Congress and President Joe Biden are running increasingly short on time to raise the debt limit.
In a letter to congressional leaders Monday, Treasury Secretary Janet Yellen warned that the U.S. could default on its $31.4 trillion in debt as early as June 1, a forecast that rockets up the pressure on Hill leaders and the White House to strike a bipartisan deal as cross-party talks remain at a total stalemate.
House Republicans narrowly passed their proposal to make substantial cuts to government spending in exchange for staving off default last week, calling on Biden to meet them back at the negotiating table. That’s received crickets from the White House so far.
That GOP package — which would lift the borrowing cap by $1.5 trillion or until the end of March 2024, whichever comes first, and slash $130 billion in government funding next fiscal year — represents a major victory for Republican leaders hoping to gain leverage in stalled talks with the president. GOP leaders say the onus is now on Democrats to start negotiating in earnest or come back with their own legislative response.
Democratic leaders remain unmoved, insisting that Republicans hike the debt limit with no strings attached, as they have done in the past. Instead, they’re insisting on a separate spending discussion as part of the annual government funding process. The latest X-date estimate, however, could inflate the number of Democrats anxious for the president to accept a second sit-down with McCarthy this year.
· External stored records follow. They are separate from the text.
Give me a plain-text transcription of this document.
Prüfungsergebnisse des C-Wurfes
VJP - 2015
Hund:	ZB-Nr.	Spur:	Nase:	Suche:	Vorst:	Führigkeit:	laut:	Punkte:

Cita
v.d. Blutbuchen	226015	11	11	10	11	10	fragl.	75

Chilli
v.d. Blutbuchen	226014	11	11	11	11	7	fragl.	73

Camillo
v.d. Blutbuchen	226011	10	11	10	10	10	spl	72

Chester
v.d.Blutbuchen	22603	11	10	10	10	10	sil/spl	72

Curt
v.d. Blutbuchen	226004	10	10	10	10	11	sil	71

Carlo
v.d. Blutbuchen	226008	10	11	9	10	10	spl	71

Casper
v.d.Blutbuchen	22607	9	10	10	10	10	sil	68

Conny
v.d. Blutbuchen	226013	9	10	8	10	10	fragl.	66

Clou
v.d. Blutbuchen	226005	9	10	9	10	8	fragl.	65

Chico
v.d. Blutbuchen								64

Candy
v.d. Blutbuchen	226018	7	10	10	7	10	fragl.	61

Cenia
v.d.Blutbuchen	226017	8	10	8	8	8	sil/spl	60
Even before the secretary’s latest warning, the partisan standoff had begun to worry Wall Street traders and executives. They’ve laid out concerns about the likelihood of default in notes to investors but remain wary of pleading more directly to Congress for action to head off a default — one expected to devastate the global economy.
Independent forecasters expect to issue their own updated debt-limit forecasts by mid-May. Those analyses from the Congressional Budget Office and the Bipartisan Policy Center typically offer more detail than the timeframe the Treasury Department publicly releases.
CBO previously estimated that the federal government will run out of borrowing power between July and September, a range that would have given lawmakers far more breathing room.